Whatever method you choose, make sure the to parents are 100 percent on board and willing to reinforce the training at night and on weekends. Without this key element, potty training will be a struggle for everyone involved, especially the child who will become confused about what is expected of her.
Navigate inconsistent training.
If you notice the child needs to be retrained each time he is with you (this often will happen after weekends), don’t approach the parents in an accusatory manner. Instead, act as an advisor — you are the childcare expert. Use these tips to help your employers navigate potty training setbacks:
● Provide a full potty training report each day. Focus on successes and the strategies you’re using so that they can imitate them when you aren’t around.

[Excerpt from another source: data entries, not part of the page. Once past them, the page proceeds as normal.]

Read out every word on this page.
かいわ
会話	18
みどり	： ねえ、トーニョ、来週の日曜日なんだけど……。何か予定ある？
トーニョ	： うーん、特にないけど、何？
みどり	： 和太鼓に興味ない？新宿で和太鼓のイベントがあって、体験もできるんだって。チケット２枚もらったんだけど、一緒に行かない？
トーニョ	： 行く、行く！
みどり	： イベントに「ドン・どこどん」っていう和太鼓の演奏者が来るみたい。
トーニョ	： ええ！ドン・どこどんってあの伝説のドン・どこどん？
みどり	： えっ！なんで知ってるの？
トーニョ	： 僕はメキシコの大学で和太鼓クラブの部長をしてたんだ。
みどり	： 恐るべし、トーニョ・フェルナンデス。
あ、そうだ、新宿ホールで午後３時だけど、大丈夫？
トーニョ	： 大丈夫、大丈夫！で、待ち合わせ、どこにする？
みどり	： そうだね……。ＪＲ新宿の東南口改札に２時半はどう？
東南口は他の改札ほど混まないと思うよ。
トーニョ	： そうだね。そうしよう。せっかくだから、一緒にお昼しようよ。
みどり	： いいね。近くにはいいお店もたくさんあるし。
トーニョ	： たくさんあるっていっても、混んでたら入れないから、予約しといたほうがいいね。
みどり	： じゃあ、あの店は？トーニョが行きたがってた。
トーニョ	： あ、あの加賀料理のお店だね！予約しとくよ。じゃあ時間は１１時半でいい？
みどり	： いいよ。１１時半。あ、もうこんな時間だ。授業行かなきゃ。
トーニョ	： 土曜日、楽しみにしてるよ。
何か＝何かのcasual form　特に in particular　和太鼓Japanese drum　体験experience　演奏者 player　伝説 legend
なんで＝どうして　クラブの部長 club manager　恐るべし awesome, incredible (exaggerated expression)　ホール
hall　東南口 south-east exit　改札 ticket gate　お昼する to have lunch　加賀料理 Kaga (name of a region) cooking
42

● Ask about their concerns. Potty training can seem overwhelming especially if a parent feels ill-equipped to deal with bumps in the road. Instead, find out what they are struggling with on their end.
● Offer your expertise. Once you have an understanding of where the problems are happening, talk to them about how they can better manage the process when you’re not around. Tell them which rewards you find work best for their child. Give them tips on how to get their child to the potty on time.
● Help them troubleshoot issues they are running into that you aren’t seeing. Children sometimes act differently with parents than they do with their sitters. What the parents are experiencing may be something you’re completely unaware of. Help the parents brainstorm ideas to solve these problems.
Like all things with young children, be flexible. If a child is having a hard time learning to use the potty, there’s nothing wrong with going back to diapers and revisiting training in a few weeks or a month. It might feel like you’re going backwards, but training a child who isn’t ready will be frustrating and stressful for everyone. With a little patience and understanding, potty training will eventually be successful.